Grosso, rilegato in pelle. Pesantissimo.
Un quaderno di pelle, regalo di papà alla mamma.
I.N. Persino le iniziali.
Denise lo vede sempre nelle mani di sua madre. Irène sferruzza – che scandalo per la bambinaia: una signora “perbene” alle prese coi ferri! -, legge e scrive scrive scrive.
Come se il tempo finisse con la lana dei gomitoli.
Poi i silenzi. Scoppi improvvisi di russo tra i suoi genitori, incomprensibile per Denise che sa solo il francese.
La biancheria stipata nelle valigie.
Valigie. Valigie.
Da fare disfare nascondere distruggere.
Sembra che gli Ebrei – perché questa stella gialla? Che vuol dire essere Ebrei? Noi siamo francesi, mamma – e le valigie siano stati creati insieme. Identico il destino, per le persone e le cose.

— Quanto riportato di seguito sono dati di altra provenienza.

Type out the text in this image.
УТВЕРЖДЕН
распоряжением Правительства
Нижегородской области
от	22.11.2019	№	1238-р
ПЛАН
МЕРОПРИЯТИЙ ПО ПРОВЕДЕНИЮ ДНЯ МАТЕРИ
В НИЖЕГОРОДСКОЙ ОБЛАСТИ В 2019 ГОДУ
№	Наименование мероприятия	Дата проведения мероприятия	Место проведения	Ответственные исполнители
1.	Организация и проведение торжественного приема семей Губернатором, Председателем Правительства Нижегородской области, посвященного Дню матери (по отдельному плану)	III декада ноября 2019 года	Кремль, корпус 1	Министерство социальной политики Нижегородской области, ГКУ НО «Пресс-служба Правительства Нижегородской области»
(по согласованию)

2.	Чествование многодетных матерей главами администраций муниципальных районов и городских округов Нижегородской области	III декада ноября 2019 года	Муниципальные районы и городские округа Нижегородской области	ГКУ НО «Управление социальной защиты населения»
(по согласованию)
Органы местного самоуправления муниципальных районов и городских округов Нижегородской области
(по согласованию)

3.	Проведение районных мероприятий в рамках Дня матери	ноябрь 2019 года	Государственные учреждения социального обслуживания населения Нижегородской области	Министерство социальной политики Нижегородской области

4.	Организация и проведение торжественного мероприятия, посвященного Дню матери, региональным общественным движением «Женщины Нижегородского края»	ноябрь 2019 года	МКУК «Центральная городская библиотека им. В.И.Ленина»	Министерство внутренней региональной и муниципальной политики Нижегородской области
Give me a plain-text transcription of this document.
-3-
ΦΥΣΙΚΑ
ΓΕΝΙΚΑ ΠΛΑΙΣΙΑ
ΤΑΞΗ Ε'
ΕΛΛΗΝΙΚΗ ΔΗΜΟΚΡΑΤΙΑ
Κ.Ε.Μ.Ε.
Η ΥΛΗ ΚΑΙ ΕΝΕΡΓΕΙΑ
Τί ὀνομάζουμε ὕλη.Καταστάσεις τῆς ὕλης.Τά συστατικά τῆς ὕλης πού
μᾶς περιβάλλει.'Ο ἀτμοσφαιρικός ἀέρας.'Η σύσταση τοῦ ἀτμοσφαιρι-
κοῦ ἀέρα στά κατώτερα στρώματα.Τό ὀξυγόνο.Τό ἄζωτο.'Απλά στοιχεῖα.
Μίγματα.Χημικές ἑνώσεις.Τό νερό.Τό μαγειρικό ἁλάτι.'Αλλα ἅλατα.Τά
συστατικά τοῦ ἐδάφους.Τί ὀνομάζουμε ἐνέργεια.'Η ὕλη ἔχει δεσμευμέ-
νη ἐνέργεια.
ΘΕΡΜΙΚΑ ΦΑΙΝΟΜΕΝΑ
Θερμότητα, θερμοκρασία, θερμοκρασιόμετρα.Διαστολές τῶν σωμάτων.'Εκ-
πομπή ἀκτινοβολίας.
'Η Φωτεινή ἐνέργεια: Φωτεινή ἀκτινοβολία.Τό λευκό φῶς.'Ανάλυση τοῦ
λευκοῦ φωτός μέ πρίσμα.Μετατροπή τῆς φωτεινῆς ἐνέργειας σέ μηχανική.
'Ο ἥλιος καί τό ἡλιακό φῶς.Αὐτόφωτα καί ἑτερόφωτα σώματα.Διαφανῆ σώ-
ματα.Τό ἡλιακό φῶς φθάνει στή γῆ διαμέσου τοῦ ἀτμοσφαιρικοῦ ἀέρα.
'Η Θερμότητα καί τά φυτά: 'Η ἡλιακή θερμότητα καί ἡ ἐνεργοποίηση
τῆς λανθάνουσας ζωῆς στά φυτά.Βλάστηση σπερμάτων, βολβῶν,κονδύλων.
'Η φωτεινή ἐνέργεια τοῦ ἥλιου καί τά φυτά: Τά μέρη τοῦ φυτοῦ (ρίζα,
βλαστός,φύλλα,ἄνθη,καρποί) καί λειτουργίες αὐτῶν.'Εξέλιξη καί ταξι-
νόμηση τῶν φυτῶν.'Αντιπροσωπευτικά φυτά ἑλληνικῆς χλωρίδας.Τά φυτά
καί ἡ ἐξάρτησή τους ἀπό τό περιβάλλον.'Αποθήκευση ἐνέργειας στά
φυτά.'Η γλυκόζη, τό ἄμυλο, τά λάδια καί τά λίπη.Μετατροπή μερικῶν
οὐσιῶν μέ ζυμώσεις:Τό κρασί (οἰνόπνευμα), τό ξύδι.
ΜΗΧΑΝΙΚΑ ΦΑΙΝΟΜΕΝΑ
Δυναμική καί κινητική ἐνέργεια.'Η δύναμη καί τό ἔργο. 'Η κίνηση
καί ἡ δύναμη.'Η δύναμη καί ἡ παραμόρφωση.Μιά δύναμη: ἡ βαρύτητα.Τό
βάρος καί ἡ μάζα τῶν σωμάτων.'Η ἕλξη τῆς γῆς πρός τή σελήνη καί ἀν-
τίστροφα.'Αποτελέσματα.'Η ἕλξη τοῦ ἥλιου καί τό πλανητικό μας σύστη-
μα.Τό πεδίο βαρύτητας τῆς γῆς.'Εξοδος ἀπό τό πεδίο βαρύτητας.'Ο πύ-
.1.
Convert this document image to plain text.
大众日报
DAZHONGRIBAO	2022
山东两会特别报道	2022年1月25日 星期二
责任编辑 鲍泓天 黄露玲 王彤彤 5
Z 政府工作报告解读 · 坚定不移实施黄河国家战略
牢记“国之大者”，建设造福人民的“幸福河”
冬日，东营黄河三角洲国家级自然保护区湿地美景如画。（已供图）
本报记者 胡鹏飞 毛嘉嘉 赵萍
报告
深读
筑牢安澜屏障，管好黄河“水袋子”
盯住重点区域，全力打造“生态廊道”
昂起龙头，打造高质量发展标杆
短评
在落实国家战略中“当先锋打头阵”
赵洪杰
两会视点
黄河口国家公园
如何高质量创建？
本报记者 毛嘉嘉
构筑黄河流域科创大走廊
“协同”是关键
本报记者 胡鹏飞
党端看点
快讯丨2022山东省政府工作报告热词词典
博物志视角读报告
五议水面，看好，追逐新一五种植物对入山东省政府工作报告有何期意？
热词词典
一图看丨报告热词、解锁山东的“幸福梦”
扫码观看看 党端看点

“Giovedì mattina – luglio ’42 – Pithiviers
Mio amato, mie piccole adorate, credo che partiamo oggi. Coraggio e speranza. Siete nel mio cuore, miei diletti. Che Dio ci aiuti tutti”.
Sì, una scrittrice ricca e osannata può sparire così, arrestata e inghiottita dalla Storia.
Ma Denise ed Elizabeth non sanno.
Che è tempo di mettere il quaderno di mamma in valigia – un’altra – e fuggire.
Sarà un peso, la valigia. Un ricordo.
Ci dormirà, Denise, con la valigia per cuscino.
Con il dolore e la rabbia di trovarsi sola. Abbandonata forse.
Un giorno apre la valigia, Denise.
I.N.
Il quaderno.
L’inchiostro Mari del Sud della stilografica Bel Azur.
E la mamma sembra tornare, la valigia una capsula del tempo.
Ancora sferruzza, legge e scrive il libro che non vedrà pubblicato.